A collagen formulation mixed with pancreatic cells is the first minimally invasive therapy to successfully reverse type 1 diabetes within 24 hours and maintain insulin independence for at least 90 days, a pre-clinical animal study shows.
The findings suggest that people and dogs with type 1 diabetes could eventually replace daily insulin injections or wearable pumps with a shot every few months.
For diabetic pets, the next step is a pilot clinical study in dogs with naturally occurring type 1 diabetes.
“We plan to account for differences from mouse to human by helping dogs first. This way, the dogs can inform us on how well the treatment might work in humans,” says Clarissa Hernandez Stephens, first author of the work and a graduate researcher in Purdue University’s Weldon School of Biomedical Engineering. Findings appear in the American Journal of Physiology – Endocrinology and Metabolism.
‘No time off’ from diabetes
“With giving my dog shots twice a day, I have to constantly be thinking about where I am and when I need to be home. It greatly affects my work and my personal life,” says Jan Goetz, owner of a diabetic dog named Lexi. “Not having to give these shots would mean freedom.”
Type 1 diabetes affects about one in every 100 companion animals in the US, including dogs and cats, and approximately 1.25 million American children and adults.
David Taylor of Indiana has struggled with type 1 diabetes for almost 50 years.
“A type 1 diabetes diagnosis was my 18th birthday present, and since that first insulin injection, managing diabetes has been my ‘other’ full time job,” Taylor says. “Treatment methods have improved enormously over 50 years, but they still permit no time off for the patient. Receiving an injection every few months would restore the near-normal life to me that I haven’t had as an adult—and I could retire from that full-time diabetes management job.”
Because diabetes in dogs happens similarly in humans, treatment has so far been largely the same: Both need glucose monitoring throughout the day and insulin after meals.
This also means that dogs and humans could potentially benefit from the same cure: A new set of pancreatic cells to replace the clusters of cells, called islets, that aren’t releasing insulin to monitor blood glucose levels.
Still, 20 years of research and clinical trials hasn’t produced an effective islet transplantation therapy because it requires multiple donors; the current method of delivering islets through the portal vein of the liver is too invasive; and the human immune system tends to destroy a large percentage of transplanted islets.
New packaging for islets
The researchers simply changed the islets’ packaging—first, within a solution containing collagen, and second, as an injection through the skin instead of all the way at the liver, saving patients from a nasty procedure.
“Traditionally, we transplant islets in the liver of the animal and never do it under the skin, in large part because the skin doesn’t have the blood flow that the liver has for transporting insulin released by islets.
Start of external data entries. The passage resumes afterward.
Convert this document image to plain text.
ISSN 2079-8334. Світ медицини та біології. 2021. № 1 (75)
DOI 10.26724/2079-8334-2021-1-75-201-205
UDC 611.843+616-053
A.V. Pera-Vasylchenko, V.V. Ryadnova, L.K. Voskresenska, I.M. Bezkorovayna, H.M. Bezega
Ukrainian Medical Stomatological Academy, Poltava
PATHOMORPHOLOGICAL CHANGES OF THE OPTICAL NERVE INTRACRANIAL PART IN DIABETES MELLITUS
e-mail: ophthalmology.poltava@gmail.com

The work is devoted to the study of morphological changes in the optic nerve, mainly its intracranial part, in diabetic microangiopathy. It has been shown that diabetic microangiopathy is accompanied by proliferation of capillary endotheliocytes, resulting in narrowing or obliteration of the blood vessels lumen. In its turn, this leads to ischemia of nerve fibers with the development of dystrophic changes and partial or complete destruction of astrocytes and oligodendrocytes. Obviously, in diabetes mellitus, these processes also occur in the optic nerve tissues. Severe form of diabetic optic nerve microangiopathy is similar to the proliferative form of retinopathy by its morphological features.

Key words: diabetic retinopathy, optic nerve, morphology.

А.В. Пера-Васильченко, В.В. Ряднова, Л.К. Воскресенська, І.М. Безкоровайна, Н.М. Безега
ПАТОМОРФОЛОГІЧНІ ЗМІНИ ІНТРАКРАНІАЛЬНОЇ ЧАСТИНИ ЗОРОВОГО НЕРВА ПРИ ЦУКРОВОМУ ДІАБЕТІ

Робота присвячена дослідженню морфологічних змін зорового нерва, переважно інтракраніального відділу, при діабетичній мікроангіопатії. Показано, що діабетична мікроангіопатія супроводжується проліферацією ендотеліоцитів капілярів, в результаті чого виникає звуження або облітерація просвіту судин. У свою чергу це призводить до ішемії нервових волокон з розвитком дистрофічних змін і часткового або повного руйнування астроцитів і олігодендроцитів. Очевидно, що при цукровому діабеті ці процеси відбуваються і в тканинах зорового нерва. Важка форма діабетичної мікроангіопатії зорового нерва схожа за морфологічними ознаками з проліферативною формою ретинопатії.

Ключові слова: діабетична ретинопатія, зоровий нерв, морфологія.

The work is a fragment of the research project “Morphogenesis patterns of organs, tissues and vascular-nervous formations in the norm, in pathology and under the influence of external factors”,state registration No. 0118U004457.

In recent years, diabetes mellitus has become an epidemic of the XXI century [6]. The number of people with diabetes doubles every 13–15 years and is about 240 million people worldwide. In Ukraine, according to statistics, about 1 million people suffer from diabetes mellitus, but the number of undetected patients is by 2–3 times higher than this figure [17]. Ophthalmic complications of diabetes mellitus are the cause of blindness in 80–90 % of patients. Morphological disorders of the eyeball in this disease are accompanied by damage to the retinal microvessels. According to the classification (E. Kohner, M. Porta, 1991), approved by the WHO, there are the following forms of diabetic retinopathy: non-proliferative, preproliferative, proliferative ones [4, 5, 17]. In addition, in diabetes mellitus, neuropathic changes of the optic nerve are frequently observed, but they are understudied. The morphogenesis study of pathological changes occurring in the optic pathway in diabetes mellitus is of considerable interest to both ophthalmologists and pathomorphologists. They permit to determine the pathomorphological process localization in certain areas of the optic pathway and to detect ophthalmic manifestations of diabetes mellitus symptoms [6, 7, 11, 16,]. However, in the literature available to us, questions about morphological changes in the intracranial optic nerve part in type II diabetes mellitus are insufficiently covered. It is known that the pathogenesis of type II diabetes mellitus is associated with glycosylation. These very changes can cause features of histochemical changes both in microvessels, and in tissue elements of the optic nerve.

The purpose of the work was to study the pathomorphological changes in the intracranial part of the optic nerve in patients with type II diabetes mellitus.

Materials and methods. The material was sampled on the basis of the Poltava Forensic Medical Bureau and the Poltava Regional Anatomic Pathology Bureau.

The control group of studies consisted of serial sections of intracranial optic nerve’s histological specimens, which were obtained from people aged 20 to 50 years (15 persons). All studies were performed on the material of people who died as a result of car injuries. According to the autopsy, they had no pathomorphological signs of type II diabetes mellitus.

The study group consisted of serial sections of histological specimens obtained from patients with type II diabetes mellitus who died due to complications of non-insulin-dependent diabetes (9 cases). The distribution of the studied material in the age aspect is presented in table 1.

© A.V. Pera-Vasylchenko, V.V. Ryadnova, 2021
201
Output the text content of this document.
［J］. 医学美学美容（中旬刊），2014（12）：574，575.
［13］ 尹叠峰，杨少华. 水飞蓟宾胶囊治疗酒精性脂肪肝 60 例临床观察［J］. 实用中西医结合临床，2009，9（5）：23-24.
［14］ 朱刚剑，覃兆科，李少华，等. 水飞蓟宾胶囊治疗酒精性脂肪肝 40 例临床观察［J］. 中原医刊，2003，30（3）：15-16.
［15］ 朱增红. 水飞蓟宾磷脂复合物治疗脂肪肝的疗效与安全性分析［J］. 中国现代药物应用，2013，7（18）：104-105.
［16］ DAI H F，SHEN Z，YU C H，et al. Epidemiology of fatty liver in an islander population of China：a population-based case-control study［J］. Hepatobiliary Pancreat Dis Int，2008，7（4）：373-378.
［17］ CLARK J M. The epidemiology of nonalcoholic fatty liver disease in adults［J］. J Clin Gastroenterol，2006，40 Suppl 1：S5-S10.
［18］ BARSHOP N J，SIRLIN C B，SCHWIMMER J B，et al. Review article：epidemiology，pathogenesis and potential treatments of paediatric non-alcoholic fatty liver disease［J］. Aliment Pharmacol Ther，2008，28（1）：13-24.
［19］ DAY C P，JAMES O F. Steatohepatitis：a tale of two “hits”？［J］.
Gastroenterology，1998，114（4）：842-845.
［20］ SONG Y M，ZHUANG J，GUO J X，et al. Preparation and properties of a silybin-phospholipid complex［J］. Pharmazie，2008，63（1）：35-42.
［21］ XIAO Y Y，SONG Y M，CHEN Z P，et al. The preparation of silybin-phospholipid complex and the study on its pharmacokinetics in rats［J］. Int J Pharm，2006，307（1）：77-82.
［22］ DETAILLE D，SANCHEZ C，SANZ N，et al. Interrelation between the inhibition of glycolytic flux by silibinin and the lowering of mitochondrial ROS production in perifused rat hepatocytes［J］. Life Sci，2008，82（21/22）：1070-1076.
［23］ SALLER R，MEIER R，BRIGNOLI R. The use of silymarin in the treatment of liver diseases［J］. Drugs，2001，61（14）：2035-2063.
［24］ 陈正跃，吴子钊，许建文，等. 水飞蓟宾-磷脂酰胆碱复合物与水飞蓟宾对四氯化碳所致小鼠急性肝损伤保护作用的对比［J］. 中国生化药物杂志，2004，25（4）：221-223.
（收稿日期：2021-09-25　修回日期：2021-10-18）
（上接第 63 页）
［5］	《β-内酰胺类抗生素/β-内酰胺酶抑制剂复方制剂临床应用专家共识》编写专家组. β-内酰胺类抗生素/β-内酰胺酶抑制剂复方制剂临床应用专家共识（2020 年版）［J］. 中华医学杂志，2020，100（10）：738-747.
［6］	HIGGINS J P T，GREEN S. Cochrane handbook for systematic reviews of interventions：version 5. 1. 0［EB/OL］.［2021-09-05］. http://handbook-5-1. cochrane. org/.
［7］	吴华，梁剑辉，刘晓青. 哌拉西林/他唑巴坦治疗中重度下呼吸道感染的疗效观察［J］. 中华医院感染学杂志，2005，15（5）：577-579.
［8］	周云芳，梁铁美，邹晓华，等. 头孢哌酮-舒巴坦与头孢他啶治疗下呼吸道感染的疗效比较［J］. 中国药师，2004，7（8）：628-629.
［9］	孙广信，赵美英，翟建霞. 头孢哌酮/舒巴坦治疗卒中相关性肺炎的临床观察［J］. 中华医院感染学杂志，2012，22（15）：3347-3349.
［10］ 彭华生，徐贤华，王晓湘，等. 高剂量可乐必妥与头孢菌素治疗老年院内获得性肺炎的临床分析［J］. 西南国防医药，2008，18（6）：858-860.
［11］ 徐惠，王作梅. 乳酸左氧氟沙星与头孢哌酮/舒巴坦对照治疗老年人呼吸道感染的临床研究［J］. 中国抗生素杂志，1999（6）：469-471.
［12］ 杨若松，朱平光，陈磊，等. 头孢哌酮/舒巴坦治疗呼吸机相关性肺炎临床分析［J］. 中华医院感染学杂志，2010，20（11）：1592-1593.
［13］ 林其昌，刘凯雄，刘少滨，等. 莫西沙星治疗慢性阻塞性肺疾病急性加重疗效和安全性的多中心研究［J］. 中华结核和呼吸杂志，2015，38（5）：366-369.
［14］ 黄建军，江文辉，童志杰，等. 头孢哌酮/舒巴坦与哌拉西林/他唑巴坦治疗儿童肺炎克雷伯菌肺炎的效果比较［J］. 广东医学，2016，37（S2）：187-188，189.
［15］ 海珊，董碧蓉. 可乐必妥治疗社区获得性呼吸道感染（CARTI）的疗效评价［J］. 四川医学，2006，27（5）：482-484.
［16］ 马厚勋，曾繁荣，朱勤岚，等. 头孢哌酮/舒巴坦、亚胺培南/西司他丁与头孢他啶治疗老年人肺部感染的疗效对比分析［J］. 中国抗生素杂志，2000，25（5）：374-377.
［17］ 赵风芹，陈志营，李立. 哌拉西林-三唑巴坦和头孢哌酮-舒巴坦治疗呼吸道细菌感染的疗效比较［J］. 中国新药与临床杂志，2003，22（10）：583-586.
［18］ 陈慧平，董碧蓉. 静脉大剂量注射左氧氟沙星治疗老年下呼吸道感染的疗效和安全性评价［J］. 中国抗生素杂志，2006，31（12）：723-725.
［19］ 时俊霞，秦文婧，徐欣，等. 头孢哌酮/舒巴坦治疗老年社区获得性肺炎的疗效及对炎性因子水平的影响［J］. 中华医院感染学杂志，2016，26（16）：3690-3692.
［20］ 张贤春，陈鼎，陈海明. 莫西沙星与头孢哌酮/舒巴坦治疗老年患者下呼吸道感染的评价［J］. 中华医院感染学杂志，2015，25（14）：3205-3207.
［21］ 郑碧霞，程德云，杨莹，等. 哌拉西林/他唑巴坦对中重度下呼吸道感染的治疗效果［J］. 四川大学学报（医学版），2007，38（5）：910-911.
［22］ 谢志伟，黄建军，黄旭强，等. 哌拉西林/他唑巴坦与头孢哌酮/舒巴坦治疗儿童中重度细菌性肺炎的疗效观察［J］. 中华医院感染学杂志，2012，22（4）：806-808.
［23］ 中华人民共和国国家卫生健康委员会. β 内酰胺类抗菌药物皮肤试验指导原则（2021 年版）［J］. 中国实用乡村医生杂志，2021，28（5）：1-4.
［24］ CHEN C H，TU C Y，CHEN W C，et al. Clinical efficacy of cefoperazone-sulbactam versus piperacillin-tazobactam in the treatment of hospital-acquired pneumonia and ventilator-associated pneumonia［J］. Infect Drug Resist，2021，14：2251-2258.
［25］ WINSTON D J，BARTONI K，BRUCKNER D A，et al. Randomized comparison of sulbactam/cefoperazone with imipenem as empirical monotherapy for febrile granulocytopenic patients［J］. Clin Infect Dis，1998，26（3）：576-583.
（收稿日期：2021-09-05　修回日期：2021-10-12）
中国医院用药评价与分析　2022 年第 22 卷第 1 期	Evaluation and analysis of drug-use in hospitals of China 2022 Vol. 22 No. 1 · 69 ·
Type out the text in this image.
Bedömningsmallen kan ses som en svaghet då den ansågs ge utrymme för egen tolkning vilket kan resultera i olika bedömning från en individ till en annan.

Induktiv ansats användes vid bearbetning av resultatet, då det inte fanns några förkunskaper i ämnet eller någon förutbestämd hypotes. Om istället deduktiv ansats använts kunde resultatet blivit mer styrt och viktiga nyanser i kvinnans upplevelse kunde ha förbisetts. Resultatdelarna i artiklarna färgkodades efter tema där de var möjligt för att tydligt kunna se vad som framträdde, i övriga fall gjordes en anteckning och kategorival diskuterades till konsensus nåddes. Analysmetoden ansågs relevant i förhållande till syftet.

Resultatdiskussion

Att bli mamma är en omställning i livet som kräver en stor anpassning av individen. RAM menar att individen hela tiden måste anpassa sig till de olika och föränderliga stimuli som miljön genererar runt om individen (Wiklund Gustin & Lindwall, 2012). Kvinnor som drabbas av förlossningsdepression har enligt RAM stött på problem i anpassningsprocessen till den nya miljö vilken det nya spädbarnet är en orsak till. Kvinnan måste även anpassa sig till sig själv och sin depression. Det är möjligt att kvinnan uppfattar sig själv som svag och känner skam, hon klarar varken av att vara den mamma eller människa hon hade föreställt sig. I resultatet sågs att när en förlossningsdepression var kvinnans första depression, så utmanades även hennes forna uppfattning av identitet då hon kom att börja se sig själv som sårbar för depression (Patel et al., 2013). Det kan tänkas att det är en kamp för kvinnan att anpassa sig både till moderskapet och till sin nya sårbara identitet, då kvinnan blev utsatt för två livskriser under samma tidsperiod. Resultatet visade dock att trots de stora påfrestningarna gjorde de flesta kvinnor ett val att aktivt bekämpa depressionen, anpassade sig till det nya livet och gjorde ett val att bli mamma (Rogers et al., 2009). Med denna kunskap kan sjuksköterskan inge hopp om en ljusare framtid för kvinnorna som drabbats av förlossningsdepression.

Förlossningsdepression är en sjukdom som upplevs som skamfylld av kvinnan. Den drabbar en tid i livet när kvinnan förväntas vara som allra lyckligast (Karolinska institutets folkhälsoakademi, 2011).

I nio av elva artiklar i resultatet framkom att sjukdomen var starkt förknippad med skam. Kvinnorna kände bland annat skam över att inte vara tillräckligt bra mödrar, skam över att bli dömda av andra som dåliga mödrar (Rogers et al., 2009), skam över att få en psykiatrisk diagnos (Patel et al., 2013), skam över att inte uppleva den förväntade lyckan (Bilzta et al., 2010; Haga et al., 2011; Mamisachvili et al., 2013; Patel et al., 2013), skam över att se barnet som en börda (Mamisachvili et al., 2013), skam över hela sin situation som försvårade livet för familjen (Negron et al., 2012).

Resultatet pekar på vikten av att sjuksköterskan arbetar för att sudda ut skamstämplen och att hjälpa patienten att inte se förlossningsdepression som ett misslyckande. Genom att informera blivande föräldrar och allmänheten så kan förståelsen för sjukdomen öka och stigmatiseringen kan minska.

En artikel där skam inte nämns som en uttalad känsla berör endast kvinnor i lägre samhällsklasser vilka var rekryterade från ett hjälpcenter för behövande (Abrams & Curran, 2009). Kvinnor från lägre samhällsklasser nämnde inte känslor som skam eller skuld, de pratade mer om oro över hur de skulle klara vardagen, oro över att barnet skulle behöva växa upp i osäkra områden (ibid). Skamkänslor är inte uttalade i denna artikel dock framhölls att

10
And there are a lot of immune cells in the skin, so chances of rejection are high,” says Raghu Mirmira, professor of pediatrics and medicine and director of the Diabetes Research Center at the Indiana University School of Medicine.
The team removed the need for transplanting in the liver by thoroughly mixing mouse islets, which Mirmira’s lab provided, with the collagen solution. Upon injection just under the skin, the solution solidifies, the body recognizes the collagen, and supplies it with blood flow to exchange insulin and glucose.
“It’s minimally invasive; you don’t have to go to the operating room and have this infusion into the portal vein. It’s as easy as it comes, just like getting a shot,” says Sherry Voytik Harbin, professor of biomedical engineering and basic medical sciences at Purdue.
The researchers tested the effects of the solution between mouse twins and non-twins to check for discrepancies. Initial studies showed if the mouse donor were a twin to the recipient, the diabetic mouse could go at least 90 days without needing another shot. If not twins, the mouse would have normal blood sugar levels for at least 40 days. Nearly all transplanted islets survived either scenario, removing the need for multiple donors to compensate for those killed off by the immune system.
From mice to dogs
As they transition to testing the formulation in naturally diabetic dogs, the researchers will explore the feasibility of transplanting pig islets or stem cells programmed to produce insulin, in hopes that either method will further increase donor availability.
The islet transplantation therapy might also have implications for better treating severe pancreatitis.
Purdue and the Indiana University School of Medicine collaborated on this work through the National Institute of Health T32 Indiana Bioengineering Interdisciplinary Training for Diabetes Research Program.
The collagen formulation is a patented technology. Additional support for the work came from the National Science Foundation Graduate Research; the Indiana University School of Medicine Center for Diabetes and Metabolic Diseases Pilot and Feasibility Program; and the McKinley Family Foundation. The study utilized core services provided by the NIH to the Indiana University School of Medicine.